Referring to FIG 5, the real time surge detector (RTSD) is described in vacuum generation. In this condition, the operating flap 3 is automatically moved in clockwise direction in response to rapid flow of oil towards transformer tank 15. During oil pump switching, the oil flows rapidly towards the transformer tank 15 and pushes the operating flap 3 towards left and generates analogue signal with help of position sensor 6 about its angular position. This device also generates a digital signal with help of a proximity sensor – vacuum 9 when operating flap 3 reaches extreme left position.

Also during oil leakage from transformer tank, the oil flows towards the transformer tank 15 and pushes the operating flap 3 towards left and generates analogue signal with help of position sensor 6 about its angular position. This device also generates a digital signal with help of a proximity sensor – vacuum 9 when operating flap 3 reaches extreme left position.

The position sensor 6 which is present in the Real Time Surge Detector (RTSD) is used in continuous monitoring of the angular position of the operating flap 3 in real time and generates the analogue signal to transformer protection system. In addition to the position sensor 6, three numbers of proximity sensors are used to detect the operating flap 3 position during normal operation, oil surge and vacuum.

The combination of signals received from position sensor 6 and three proximity sensors 7, 8 & 9 helps the transformer protection system to identify the kind of fault at real time and execute the necessary transformer safety and or protection measures. The proximity sensor – home 7 is mounted on the main housing 1 of the real time surge detector (RTSD) and it is connected through normally closed (NC) circuit. The NC circuit continuously monitors the home position of the operating flap 3 and triggers immediate signal to the transformer protection system if the contact breaks. Thus the real time surge detector (RTSD) identifies the operating movement of operating flap 3 in all the cases and also during mechanical or electrical failures like loose assembly, loose electrical contact, wire break etc.
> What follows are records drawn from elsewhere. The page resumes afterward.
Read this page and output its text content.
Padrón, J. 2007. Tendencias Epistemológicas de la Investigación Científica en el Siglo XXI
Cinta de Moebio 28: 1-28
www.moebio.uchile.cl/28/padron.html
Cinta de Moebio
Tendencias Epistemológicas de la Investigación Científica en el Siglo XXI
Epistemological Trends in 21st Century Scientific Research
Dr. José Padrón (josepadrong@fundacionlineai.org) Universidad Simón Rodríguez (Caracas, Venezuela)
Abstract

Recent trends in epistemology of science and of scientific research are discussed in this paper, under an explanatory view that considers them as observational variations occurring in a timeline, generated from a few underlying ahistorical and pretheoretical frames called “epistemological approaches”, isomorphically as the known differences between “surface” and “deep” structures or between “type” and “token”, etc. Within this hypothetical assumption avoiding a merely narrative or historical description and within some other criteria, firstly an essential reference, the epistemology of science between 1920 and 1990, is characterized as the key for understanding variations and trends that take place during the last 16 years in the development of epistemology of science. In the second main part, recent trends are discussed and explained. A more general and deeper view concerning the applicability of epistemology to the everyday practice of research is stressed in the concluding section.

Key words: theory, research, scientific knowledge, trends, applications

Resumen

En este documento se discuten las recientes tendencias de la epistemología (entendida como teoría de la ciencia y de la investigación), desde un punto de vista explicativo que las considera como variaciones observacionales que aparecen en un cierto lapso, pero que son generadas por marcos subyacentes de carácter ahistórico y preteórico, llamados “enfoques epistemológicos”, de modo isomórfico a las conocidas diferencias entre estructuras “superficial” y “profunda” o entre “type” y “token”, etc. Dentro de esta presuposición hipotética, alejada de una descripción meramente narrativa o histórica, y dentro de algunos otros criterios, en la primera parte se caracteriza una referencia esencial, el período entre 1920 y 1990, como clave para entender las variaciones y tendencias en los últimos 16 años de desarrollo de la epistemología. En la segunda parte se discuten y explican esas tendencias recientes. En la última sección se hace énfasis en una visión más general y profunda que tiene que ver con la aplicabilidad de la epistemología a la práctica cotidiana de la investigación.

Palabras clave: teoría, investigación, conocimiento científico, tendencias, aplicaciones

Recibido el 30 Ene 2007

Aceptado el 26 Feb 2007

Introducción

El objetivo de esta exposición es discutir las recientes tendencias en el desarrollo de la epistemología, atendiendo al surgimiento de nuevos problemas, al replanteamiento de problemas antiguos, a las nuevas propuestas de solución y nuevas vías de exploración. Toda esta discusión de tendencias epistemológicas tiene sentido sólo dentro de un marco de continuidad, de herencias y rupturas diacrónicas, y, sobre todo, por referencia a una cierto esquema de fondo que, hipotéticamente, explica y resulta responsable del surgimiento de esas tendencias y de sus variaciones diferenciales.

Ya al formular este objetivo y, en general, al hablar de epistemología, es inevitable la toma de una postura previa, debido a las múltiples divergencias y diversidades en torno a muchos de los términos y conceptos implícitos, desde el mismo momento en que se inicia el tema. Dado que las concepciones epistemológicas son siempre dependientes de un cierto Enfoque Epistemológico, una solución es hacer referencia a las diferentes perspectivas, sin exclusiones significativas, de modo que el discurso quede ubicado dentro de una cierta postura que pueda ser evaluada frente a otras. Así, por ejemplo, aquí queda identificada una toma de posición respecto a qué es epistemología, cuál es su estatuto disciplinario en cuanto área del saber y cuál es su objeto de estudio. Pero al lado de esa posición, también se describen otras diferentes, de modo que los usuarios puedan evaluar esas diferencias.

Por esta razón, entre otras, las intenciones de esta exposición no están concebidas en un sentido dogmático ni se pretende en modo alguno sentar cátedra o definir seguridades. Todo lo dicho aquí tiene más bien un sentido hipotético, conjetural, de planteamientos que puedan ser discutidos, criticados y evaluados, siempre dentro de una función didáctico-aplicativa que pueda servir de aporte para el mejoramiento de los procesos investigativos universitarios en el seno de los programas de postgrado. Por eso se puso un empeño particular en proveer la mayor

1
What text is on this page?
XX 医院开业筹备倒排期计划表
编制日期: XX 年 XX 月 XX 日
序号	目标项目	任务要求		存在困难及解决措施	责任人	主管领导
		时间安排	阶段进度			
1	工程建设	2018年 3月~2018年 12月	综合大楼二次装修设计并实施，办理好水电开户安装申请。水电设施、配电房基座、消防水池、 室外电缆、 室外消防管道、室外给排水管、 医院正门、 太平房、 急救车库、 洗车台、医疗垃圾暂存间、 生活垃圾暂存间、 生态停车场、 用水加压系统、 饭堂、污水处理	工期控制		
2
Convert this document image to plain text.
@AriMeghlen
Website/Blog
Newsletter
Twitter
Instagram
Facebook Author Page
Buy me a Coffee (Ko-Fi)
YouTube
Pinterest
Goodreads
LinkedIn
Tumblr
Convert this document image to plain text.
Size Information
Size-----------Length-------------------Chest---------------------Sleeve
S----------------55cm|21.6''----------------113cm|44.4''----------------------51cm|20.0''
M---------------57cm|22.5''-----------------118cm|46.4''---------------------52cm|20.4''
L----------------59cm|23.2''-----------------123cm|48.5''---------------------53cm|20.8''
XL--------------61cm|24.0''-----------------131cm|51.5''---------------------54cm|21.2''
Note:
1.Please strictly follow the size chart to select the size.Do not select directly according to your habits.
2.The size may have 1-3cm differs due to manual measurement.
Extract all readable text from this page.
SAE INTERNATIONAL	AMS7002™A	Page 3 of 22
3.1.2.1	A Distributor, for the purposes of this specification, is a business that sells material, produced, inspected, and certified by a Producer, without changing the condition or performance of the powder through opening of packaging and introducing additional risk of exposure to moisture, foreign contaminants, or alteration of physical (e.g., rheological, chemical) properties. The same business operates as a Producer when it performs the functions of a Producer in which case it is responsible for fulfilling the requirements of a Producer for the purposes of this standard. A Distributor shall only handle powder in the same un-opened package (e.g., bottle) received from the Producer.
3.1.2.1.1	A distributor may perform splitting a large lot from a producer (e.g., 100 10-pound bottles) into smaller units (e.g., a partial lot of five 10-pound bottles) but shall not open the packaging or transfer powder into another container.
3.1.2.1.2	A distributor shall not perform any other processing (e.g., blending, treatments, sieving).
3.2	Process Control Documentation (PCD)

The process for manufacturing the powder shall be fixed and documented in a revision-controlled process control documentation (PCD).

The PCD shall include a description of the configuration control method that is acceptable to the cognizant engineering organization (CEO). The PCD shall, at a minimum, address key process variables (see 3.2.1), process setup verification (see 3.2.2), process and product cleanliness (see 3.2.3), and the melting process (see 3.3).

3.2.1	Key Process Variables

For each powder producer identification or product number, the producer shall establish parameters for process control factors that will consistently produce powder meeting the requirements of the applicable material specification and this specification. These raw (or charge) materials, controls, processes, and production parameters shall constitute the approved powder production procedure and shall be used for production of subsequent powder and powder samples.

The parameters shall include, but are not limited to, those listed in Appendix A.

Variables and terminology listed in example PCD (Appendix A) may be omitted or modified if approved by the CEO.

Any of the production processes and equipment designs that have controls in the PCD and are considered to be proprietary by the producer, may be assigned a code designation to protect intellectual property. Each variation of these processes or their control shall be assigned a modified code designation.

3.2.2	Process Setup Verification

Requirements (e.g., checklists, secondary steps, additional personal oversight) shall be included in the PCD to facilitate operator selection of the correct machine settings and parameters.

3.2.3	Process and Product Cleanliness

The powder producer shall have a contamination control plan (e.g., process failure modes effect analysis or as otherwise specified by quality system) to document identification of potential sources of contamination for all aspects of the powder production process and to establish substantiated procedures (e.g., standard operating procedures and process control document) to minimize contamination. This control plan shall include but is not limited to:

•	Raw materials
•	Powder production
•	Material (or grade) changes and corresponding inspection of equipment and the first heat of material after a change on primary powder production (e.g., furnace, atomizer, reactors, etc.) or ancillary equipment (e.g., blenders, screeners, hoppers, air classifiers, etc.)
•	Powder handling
Advantages of the invention

The present invention has several advantages. The primary advantage of the real time surge detector (RTSD) disclosed in the present invention is its exceptional speciality in identifying the oil surge precisely at real time and supporting transformer protection system in safeguarding the electrical transformer from hazardous situations like explosion and fire.

Yet another advantage of this real time surge detector (RTSD) is its ability to differentiate the negative surge during oil pump switching and transformer tank oil leakage to avoid misguiding the transformer protection system.

Yet another advantage of this real time surge detector (RTSD) is its ability to identify any kind of surge like laminar, turbulent etc.

Yet another advantage of the real time surge detector (RTSD) is the ability of the detector to continuously monitor the position of the operating flap 3 which ensures the generation of alerts in the event of abnormal flow rate of oil and also in the event of mechanical or electrical failures like loose assembly, loose electrical contact, wire break etc.

Yet another advantage of the real time surge detector (RTSD) is that it prevents the false trigger or emergency signals created due to minor increase in the flow rate of the oil wherein such increase in the flow rate is below the threshold limit.

Yet another advantage of the real time surge detector (RTSD) is that as the system has self-lubricated rotary mechanism. As rotary mechanism is submerged in oil there is no need of external lubrication.

Yet another advantage of the real time surge detector (RTSD) is that the horizontal angle of installation which is seen in the system, eliminates the need of maintaining the complex angle during installation.